Culture Clash

Radikaler Wandel jetzt?

An alle Freunde des großen Umdenkens: Die Welt braucht jetzt weniger das ganz Neue als die Erneuerung unserer alten Leistungsfähigkeit. Sonst sterben noch viel mehr.

Diese Woche haben 200 Personen von Madonna bis Robert de Niro in „Le Monde“ einen Aufruf mit dem Titel veröffentlicht: „Nein zu einer Rückkehr in die Normalität“. Corona biete die Chance, sich existenziellen Fragen zu stellen: Der Konsumismus verleugne das Leben „der Pflanzen, der Tiere und vieler Menschen“. Es brauche dringend einen „radikalen Wandel“, eine „tiefgreifende Neufassung der Ziele, der Werte und der Ökonomien“. Der Aufruf geht von der Schauspielerin Juliette Binoche und dem Astrophysiker Aurélien Barrau aus. Sie haben ihn schon einmal veröffentlicht, 2018, mit etwas anderen Worten und denselben 200 Unterzeichnern.

Von den Leitern von 20 Jesuitenprovinzen gab es am Freitag einen weniger plakativen, mich aber auch nicht überzeugenden Aufruf. Der Satz: „Wir haben in diesen Wochen gelernt, dass wir auf einem kranken Planeten nicht gesund leben können“, ist so schmissig wie unsachlich, Krankheiten sind doch seit jeher Faktum auf diesem Planeten. Der Text fordert ein „Hinarbeiten auf einen radikalen Wandel“. Es gehe um „wirksame Solidarität“, etwa um „eine gewisse Umverteilung des Reichtums von den reicheren zu den ärmeren Ländern“. Nach 75 Jahren Geldtransfers von reichen zu ärmeren Ländern hielte ich hier weniger den radikalen Wandel als konkrete Verbesserungsvorschläge für hilfreich.

Was die Coronapandemie und die ihr folgende Wirtschaftskrise jetzt wirklich verlangen, scheint mir nicht das fundamental Neue zu sein, sondern jener Ethos der Achtsamkeit und Solidarität, den wir schon haben und der in diesen Wochen auf vielfache Weise zum Ausdruck kommt. Die Caritas sagt, dass sich die Zahl der vom Hungertod bedrohten Menschen auf 230 Millionen verdoppelt hat. Sie brauchen schnelle, konkrete Hilfe. In Europa muss die soziale Marktwirtschaft, das Erfolgsmodell der Integration seit 1945, heute viele Millionen Menschen vor dem Absinken in das Prekariat bewahren.

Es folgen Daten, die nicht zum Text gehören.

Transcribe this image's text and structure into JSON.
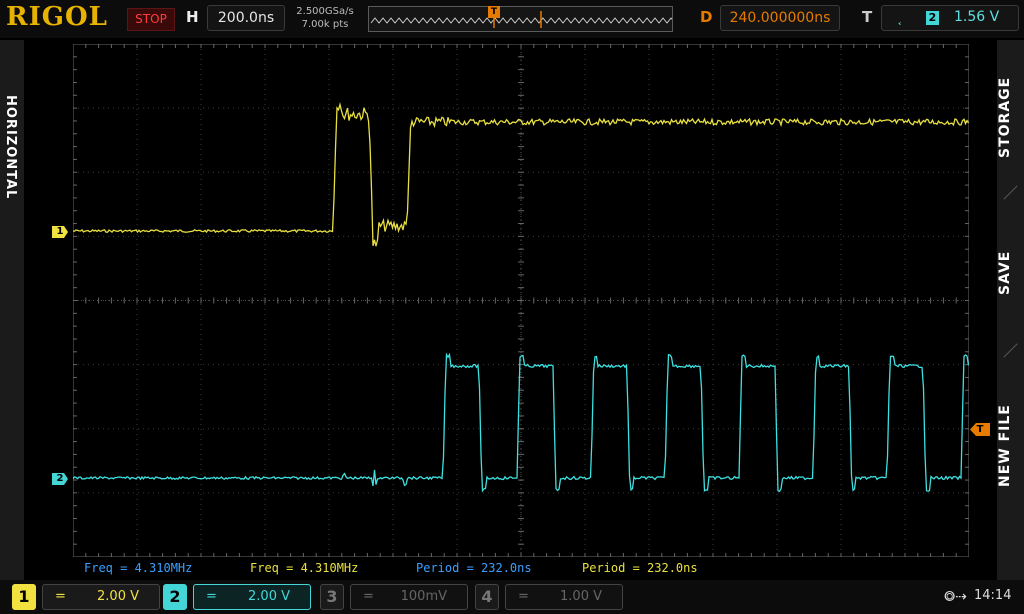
{
  "brand": "RIGOL",
  "run_status": "STOP",
  "horizontal": {
    "label": "H",
    "timebase": "200.0ns",
    "sample_rate": "2.500GSa/s",
    "memory_depth": "7.00k pts"
  },
  "delay": {
    "label": "D",
    "value": "240.000000ns"
  },
  "trigger": {
    "label": "T",
    "edge_icon": "rising-edge-icon",
    "source": "2",
    "level": "1.56 V",
    "marker": "T"
  },
  "left_menu": {
    "label": "HORIZONTAL"
  },
  "right_menu": [
    "STORAGE",
    "SAVE",
    "NEW FILE"
  ],
  "markers": {
    "ch1": "1",
    "ch2": "2",
    "trigger_top": "T",
    "trigger_right": "T"
  },
  "measurements": [
    {
      "text": "Freq = 4.310MHz",
      "color": "#3aa0ff"
    },
    {
      "text": "Freq = 4.310MHz",
      "color": "#e8e040"
    },
    {
      "text": "Period = 232.0ns",
      "color": "#3aa0ff"
    },
    {
      "text": "Period = 232.0ns",
      "color": "#e8e040"
    }
  ],
  "channels": [
    {
      "num": "1",
      "coupling": "=",
      "scale": "2.00 V",
      "color": "#f0e040",
      "active": false,
      "enabled": true
    },
    {
      "num": "2",
      "coupling": "=",
      "scale": "2.00 V",
      "color": "#44d6d6",
      "active": true,
      "enabled": true
    },
    {
      "num": "3",
      "coupling": "=",
      "scale": "100mV",
      "color": "#777777",
      "active": false,
      "enabled": false
    },
    {
      "num": "4",
      "coupling": "=",
      "scale": "1.00 V",
      "color": "#777777",
      "active": false,
      "enabled": false
    }
  ],
  "clock": "14:14",
  "colors": {
    "ch1": "#e8e040",
    "ch2": "#3ee0e0",
    "accent": "#e67b00",
    "grid": "#3a3a3a"
  }
}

Ich bezweifle, dass eine nebulöse Neue Welt mit radikal anderen Zielen, Werten und Ökonomien zu alldem besser in der Lage wäre als das, was wir haben. Die Chance, das Gute besser zu machen, gibt es immer und muss auch genützt werden, Schritt für Schritt. Es ist auch gut, wenn mehr Menschen erkennen, dass das Lebensglück nicht im Konsumieren liegt. Aber dazu helfen Aufrufe zum Umdenken nichts, sondern nur die Erfahrung, dass es etwas Schöneres gibt als das Einkaufen. Wenn die jetzige Epidemie, die zigtausendste auf diesem immer schon kranken Planeten, dabei hilft, ist es gut. Auch wenn sie nicht der große Game-Changer sein wird.

Der Autor war stv. Chefredakteur der „Presse“ und ist nun Kommunikationschef der Erzdiözese Wien.